Uma salvaguarda central é que ações de alto impacto ou irreversíveis não devem ocorrer sem revisão humana. As organizações são orientadas a definir pontos de verificação ou limites de ação nos quais a aprovação de uma pessoa seja obrigatória.
Esse princípio vale diretamente para as quatro missões. A IA pode ajudar a otimizar um porto, identificar atividades financeiras suspeitas ou apoiar uma decisão clínica, mas a organização que a utiliza continua responsável pelo funcionamento do sistema e pela possibilidade de intervenção humana.
O diferencial do plano está em combinar quatro missões setoriais com as condições necessárias para a adoção: financiamento de longo prazo para pesquisa, desenvolvimento de mão de obra, ambientes de teste compartilhados e reais, acesso a dados relevantes e orientações para uma implantação responsável.
A aviação oferece o exemplo inicial mais claro. É um ambiente complexo e de importância nacional, no qual a IA pode ser aplicada à coordenação operacional enquanto os requisitos de segurança permanecem explícitos. As outras missões — manufatura, finanças e saúde — enfrentarão desafios técnicos e regulatórios próprios, e as fontes disponíveis ainda não comprovam uma implementação concluída nos quatro setores.

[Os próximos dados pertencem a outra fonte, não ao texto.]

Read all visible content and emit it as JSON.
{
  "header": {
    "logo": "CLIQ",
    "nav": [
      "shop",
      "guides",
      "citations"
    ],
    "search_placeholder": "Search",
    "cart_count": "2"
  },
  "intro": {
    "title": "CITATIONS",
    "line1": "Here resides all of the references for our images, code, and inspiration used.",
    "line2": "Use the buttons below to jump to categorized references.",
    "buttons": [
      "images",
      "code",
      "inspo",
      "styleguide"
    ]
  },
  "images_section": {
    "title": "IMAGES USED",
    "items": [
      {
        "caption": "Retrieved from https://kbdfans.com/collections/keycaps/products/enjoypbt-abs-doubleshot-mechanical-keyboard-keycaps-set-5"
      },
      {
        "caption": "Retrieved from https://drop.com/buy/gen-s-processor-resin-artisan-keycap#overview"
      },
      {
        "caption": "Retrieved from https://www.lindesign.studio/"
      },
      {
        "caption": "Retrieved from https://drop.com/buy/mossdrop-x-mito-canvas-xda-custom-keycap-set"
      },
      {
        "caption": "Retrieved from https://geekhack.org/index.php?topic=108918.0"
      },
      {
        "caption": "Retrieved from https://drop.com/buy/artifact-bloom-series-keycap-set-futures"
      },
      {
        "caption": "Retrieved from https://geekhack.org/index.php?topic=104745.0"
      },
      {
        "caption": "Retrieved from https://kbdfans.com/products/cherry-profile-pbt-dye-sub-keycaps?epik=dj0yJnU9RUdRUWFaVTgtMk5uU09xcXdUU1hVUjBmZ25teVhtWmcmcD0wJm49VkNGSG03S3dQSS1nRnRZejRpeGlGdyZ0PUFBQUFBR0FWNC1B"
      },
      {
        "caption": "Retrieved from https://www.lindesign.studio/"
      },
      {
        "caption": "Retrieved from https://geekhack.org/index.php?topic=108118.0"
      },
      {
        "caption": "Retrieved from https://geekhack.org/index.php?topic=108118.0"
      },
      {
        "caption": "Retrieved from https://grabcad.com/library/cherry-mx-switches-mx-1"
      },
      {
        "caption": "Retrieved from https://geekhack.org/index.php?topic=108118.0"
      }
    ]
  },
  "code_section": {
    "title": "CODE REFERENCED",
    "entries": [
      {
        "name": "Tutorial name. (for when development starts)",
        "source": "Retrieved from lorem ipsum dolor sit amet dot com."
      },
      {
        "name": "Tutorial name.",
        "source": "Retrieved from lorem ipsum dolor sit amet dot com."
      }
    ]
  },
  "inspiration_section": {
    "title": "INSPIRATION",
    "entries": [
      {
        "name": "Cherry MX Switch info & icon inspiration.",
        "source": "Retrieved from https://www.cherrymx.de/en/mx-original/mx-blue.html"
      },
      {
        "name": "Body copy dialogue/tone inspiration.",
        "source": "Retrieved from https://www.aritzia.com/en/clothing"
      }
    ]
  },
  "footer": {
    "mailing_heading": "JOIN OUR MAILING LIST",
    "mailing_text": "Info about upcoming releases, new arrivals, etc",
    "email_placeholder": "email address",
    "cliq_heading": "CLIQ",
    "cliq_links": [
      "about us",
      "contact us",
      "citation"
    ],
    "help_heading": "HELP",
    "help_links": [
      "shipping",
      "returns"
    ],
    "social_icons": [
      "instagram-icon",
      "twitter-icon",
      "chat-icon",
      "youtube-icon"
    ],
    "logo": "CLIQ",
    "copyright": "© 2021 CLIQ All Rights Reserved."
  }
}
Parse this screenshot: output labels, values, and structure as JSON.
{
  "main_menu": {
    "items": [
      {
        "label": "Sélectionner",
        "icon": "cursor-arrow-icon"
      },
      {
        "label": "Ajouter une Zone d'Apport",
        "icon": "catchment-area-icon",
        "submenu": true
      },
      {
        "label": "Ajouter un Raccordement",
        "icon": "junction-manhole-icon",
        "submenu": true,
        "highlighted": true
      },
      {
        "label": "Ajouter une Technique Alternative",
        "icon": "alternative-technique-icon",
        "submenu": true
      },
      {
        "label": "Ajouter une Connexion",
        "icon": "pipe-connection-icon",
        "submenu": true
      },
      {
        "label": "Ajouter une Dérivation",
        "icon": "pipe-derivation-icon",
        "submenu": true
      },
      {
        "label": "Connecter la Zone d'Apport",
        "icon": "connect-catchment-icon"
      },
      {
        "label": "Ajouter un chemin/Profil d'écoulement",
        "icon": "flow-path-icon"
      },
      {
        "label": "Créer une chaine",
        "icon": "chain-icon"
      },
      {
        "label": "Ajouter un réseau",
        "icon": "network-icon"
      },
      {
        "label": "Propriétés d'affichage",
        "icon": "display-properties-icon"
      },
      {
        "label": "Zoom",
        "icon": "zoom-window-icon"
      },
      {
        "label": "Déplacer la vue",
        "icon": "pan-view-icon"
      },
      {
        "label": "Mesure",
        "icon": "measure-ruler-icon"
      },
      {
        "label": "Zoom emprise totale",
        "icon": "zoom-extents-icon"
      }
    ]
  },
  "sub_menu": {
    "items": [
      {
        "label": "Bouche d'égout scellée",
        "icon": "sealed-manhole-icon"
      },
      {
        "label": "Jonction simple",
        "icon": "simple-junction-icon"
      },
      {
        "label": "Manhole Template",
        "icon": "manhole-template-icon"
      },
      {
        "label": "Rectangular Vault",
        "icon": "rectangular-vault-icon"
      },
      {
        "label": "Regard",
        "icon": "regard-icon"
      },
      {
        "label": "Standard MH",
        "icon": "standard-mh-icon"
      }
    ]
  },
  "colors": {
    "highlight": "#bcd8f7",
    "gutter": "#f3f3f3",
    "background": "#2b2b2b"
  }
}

A principal conclusão é que a NAIS 2.0 foi desenhada para levar Singapura da experimentação à implementação setorial. A capacidade de transformar essa ambição em ganhos mensuráveis dependerá da qualidade da implantação, da força da supervisão humana e da habilidade de desenvolver sistemas de IA orientados por necessidades operacionais reais — e não apenas por demonstrações tecnológicas.